Drift was published in 2012 when the world was supposed to end according to a dead culture and at the start of the second term for the Obama administration. Maddow discusses how the authority for starting war was transformed from Congress needing to declare it and the president doing whatever he wanted, thanks Reagan. Four years later I came across a first edition and picked it up curious about what she had to say about our military situation. It ended up being a warning that was never heard and now we have to face the repercussions of a system that was never fixed and a madman in office.

It Can’t Happen Here, was written in 1936 when people saw what was happening in Germany but nobody thought it would get to the point of ovens and world war.

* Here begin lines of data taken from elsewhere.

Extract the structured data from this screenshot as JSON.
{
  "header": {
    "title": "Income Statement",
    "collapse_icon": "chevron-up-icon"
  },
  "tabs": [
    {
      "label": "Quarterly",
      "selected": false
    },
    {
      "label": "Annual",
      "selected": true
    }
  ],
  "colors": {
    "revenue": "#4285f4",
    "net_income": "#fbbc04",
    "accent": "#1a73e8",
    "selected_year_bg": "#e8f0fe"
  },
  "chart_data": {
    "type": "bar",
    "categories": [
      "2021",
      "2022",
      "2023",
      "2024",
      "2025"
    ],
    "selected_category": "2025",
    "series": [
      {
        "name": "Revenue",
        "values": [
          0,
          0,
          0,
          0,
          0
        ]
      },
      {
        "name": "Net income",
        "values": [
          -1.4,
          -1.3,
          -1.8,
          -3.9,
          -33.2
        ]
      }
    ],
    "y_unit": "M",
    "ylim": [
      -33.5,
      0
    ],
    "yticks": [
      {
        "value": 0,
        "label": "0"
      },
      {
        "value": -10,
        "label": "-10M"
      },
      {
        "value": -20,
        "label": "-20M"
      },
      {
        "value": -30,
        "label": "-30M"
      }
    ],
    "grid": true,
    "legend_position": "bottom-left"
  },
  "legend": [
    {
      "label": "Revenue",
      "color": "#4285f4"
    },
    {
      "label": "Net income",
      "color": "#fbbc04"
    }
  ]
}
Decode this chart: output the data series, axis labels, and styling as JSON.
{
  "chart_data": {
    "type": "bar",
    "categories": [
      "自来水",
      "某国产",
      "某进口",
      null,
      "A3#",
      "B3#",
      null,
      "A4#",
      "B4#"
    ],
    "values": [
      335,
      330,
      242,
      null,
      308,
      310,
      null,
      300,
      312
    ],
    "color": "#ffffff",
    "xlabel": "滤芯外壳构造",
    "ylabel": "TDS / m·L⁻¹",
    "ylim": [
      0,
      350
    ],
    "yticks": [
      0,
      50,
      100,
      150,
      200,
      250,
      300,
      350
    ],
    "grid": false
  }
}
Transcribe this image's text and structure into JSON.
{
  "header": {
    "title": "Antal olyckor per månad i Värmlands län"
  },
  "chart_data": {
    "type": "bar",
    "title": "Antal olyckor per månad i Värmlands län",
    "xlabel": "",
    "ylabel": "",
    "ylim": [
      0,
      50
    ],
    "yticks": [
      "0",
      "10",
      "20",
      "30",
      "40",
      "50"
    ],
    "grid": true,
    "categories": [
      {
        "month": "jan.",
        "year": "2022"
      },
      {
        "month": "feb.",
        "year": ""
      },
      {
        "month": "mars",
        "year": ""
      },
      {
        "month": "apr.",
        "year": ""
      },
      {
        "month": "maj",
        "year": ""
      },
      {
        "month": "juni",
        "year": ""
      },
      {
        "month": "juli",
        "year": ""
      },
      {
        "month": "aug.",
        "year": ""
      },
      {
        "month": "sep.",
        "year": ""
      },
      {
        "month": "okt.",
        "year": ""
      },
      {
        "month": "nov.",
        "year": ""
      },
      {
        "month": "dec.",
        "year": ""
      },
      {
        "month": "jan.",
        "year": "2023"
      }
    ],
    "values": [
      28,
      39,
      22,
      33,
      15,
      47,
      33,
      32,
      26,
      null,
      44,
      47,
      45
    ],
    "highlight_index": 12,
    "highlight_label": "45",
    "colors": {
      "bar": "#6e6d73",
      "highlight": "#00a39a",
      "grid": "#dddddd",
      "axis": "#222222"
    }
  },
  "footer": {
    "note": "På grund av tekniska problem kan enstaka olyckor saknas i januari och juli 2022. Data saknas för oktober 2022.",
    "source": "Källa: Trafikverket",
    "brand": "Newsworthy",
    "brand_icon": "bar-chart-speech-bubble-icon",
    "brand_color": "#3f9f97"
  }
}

Lewis maps out how a fascist was able to win the hearts of the American public during the great depression with the promise of making life better by punishing the banks and politicians. Things start out that way until camps are started and people are forced to work more than they did before. Executions are common and often throughout the book much like the Nazi policies in Germany. Things don’t turn out well, once a dictator is in power its difficult to get them out of power.

A few weeks ago I read This Side of Paradise, F Scott Fitzgerald’s first book that made him famous had an interesting scene towards the end where two men are talking about the current political climate and the friction between the rich and poor. While listening to the conversation one can easily forget that what they are talking about is the early 1920s. a hundred years later it is easy to see that nothing has changed.

Some of my pepper seeds have started to sprout and I dug into my boxes of books to find all of my organic gardening material. I thinned out this section a few years ago by giving away books to close friends, I hope they still have them now.

I watch the protest and here the beats of war drums in the distance. The current climate has me wondering what life will be like in the spring. Will I still have a home? Will this still be a country? Will we still be here? With the increasing speed of technology and communication could the end of this country be sped up, what once took years could be crammed into a few months, or possibly weeks. I plant seeds with the hope of harvesting the food in the future and preserving it for next winter. Other people in this country have other plans. The current book list I am working through are things I read before. Gardening guides, how to grow herbs, composting, permaculture, square foot gardening, and much, much, more. The upside is that once the garden is going, the plants grow and do the majority of the work. That frees up time for other things. I’m not sure where this experiment is going. Adaptation is important for surviving in constantly changing circumstances. I have plans, but it feels like every day that goes buy something else is said or done by a certain person in power that might make that reality a fantasy.